29
DAWN
I told Victor the truth. I finally told Victor the truth I’d been holding back for ten years.
And he didn’t believe me.
A few minutes after I made my full confession, he pulled to a stop in front of my home-shaped prison and signed for me not to forget my bag. And that was it.
Our surprise mini-vacation ended with me grabbing my Aggretsuko tote from the back seat and him driving off before the rear door was fully closed.
So I guess he hated me again. I wished, not for the first time, that it was as easy for me to hate him back.
The rest of the day passed by without a peep from Victor—no surprise there.
And, you know what, it didn’t matter that he’d disappeared. Again. That he didn’t believe me. Again.
In fact, this was probably better.
Ten years after the first time he ghosted me, I knew exactly what to do when the silent beast bounced without a word of explanation. Keep it moving, Dawn. Don’t dwell on it. Just take the L and move on.
I focused on my work, just like I had before we agreed to that stupid game of pretend. I threw myself into getting everything ready for my soft presentation the next day and decided being alone was for the best.
With his intense presence and silent refusal to believe me, Victor would have only been a distraction.
And how had I expected the conversation to end anyway? I’d known he wouldn’t believe me. I’d known that for ten years. Otherwise, we wouldn’t be here. I was lucky I got out of that car without him threatening to kill my whole family again if I tried to make excuses for why I’d worked with my father to destroy his.

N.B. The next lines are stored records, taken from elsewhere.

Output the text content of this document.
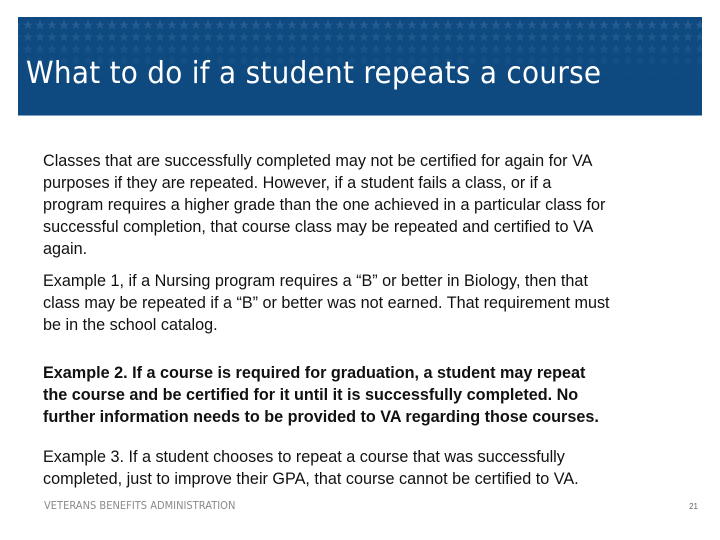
What to do if a student repeats a course

Classes that are successfully completed may not be certified for again for VA
purposes if they are repeated. However, if a student fails a class, or if a
program requires a higher grade than the one achieved in a particular class for
successful completion, that course class may be repeated and certified to VA
again.

Example 1, if a Nursing program requires a “B” or better in Biology, then that
class may be repeated if a “B” or better was not earned. That requirement must
be in the school catalog.

Example 2. If a course is required for graduation, a student may repeat
the course and be certified for it until it is successfully completed. No
further information needs to be provided to VA regarding those courses.

Example 3. If a student chooses to repeat a course that was successfully
completed, just to improve their GPA, that course cannot be certified to VA.

VETERANS BENEFITS ADMINISTRATION	21
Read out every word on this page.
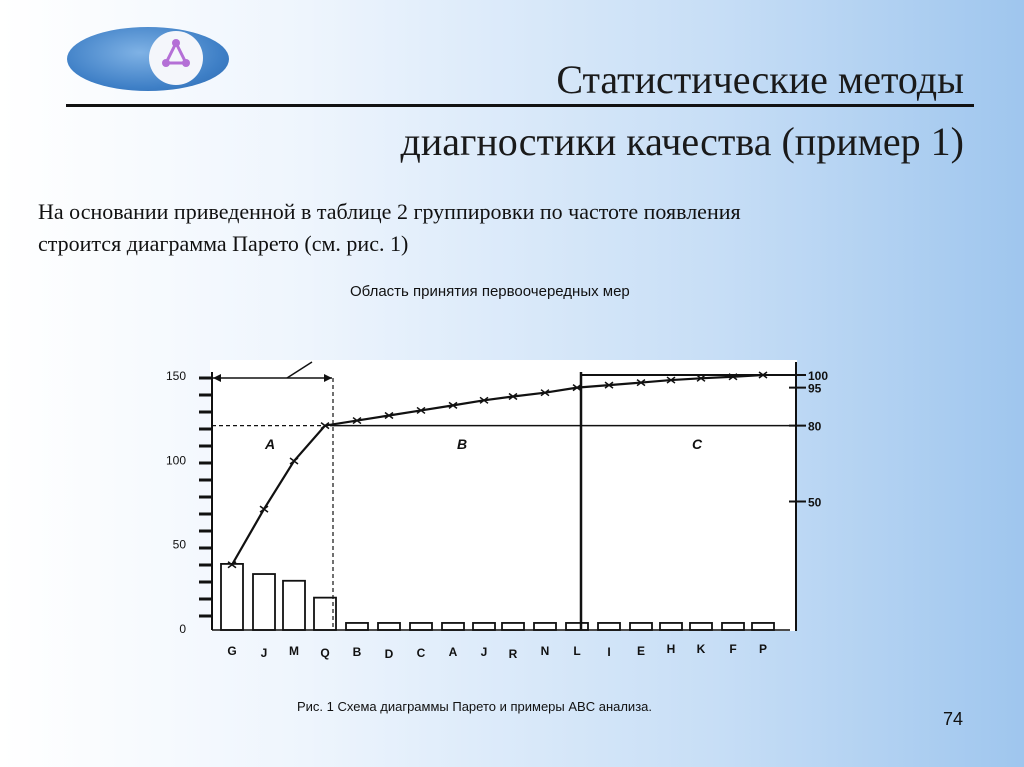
Статистические методы
диагностики качества (пример 1)

На основании приведенной в таблице 2 группировки по частоте появления
строится диаграмма Парето (см. рис. 1)

Область принятия первоочередных мер
0
50
100
150
50
80
95
100
A	B	C
G J M Q B D C A J R N L I E H K F P
Рис. 1 Схема диаграммы Парето и примеры ABC анализа.
74
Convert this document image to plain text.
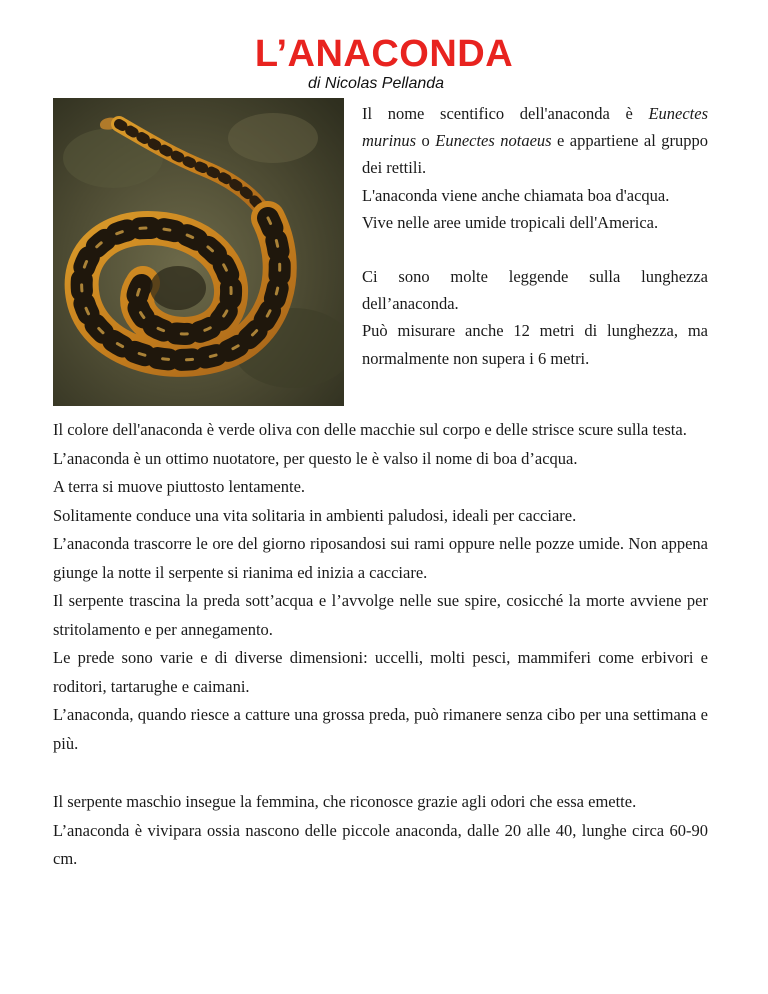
L’ANACONDA
di Nicolas Pellanda

Il nome scentifico dell'anaconda è Eunectes murinus o Eunectes notaeus e appartiene al gruppo dei rettili.

L'anaconda viene anche chiamata boa d'acqua.

Vive nelle aree umide tropicali dell'America.

Ci sono molte leggende sulla lunghezza dell’anaconda.

Può misurare anche 12 metri di lunghezza, ma normalmente non supera i 6 metri.

Il colore dell'anaconda è verde oliva con delle macchie sul corpo e delle strisce scure sulla testa.

L’anaconda è un ottimo nuotatore, per questo le è valso il nome di boa d’acqua.

A terra si muove piuttosto lentamente.

Solitamente conduce una vita solitaria in ambienti paludosi, ideali per cacciare.

L’anaconda trascorre le ore del giorno riposandosi sui rami oppure nelle pozze umide. Non appena giunge la notte il serpente si rianima ed inizia a cacciare.

Il serpente trascina la preda sott’acqua e l’avvolge nelle sue spire, cosicché la morte avviene per stritolamento e per annegamento.

Le prede sono varie e di diverse dimensioni: uccelli, molti pesci, mammiferi come erbivori e roditori, tartarughe e caimani.

L’anaconda, quando riesce a catture una grossa preda, può rimanere senza cibo per una settimana e più.

Il serpente maschio insegue la femmina, che riconosce grazie agli odori che essa emette.

L’anaconda è vivipara ossia nascono delle piccole anaconda, dalle 20 alle 40, lunghe circa 60-90 cm.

Still, the disappointment dogged me as I put the final touches on my presentation. And hollow loneliness set in when bedtime rolled around, and Victor still didn’t show up—just like I knew he wouldn’t.
It took me forever to fall asleep. And after I finally did, I tossed and turned and dreamed of terrible things I couldn’t remember the next morning when I woke up. Alone.
Still no Victor, so I didn’t bother with making us the kind of brunchy Sunday breakfasts I’d been going all out for over the last few weekends.
Again, this was for the best. I always got so nervous before speaking in public anyway. The last thing I wanted was pancakes and fruit compote coming up because I was trying to impress my monster of a husband with my breakfast-making skills.
I made myself some coffee, went over my notes one more time, and started setting up the presentation.
I positioned the projector and placed all the extra chairs I could find in the living room so people would have places to sit other than the floor.
I did a dry run of my presentation to make sure everything worked. It did. Still, my stomach was flip-flopping. I was trying my best not to miss Victor, but it was getting kind of hard.
He’d been weirdly good at reassuring me when I started fretting about whether I’d ever get Love Origins to where I wanted it in time for the presentation. Also, he’d brought me tea and snacks whenever I had to stay up late to get some class assignment or my part in a group project done on time.
And you know what feels really great when you’re bleary-eyed at two in the morning and seriously questioning your decision to become an animator in the first place? Tea and snacks.
But we were just pretending to be a real couple. I reminded myself that for the umpteenth time since he ditched my ass at the front gate. Me depending on him for emotional support was not how our relationship worked. And we could pretend all we wanted to. But when things got real, he disappeared. I needed to remember that. At least until May 26th.
My secret phone rang in my tote just as I was wondering if it was too early to put out the Costco trays of veggies and fruit to go along with the pizzas I had ordered.
See? Another good reason I should be glad Victor wasn’t here. He was the last person I wanted to know about my secret phone. And if someone had called while he was here, I would’ve had some explaining to do.
I pulled out the phone and frowned when I saw the name on the caller ID. Not Byron or mom, but someone who had never actually called me directly before, even when he wasn’t working.
“Dad, is everything okay?” I asked as soon as I picked up.
“Everything’s more than okay, sweet pea,” he answered with a wry laugh. “I’m calling with some good news. Your mom and I are moving to Virginia—near the D.C. area. I decided to transfer to a desk job at the DEA.”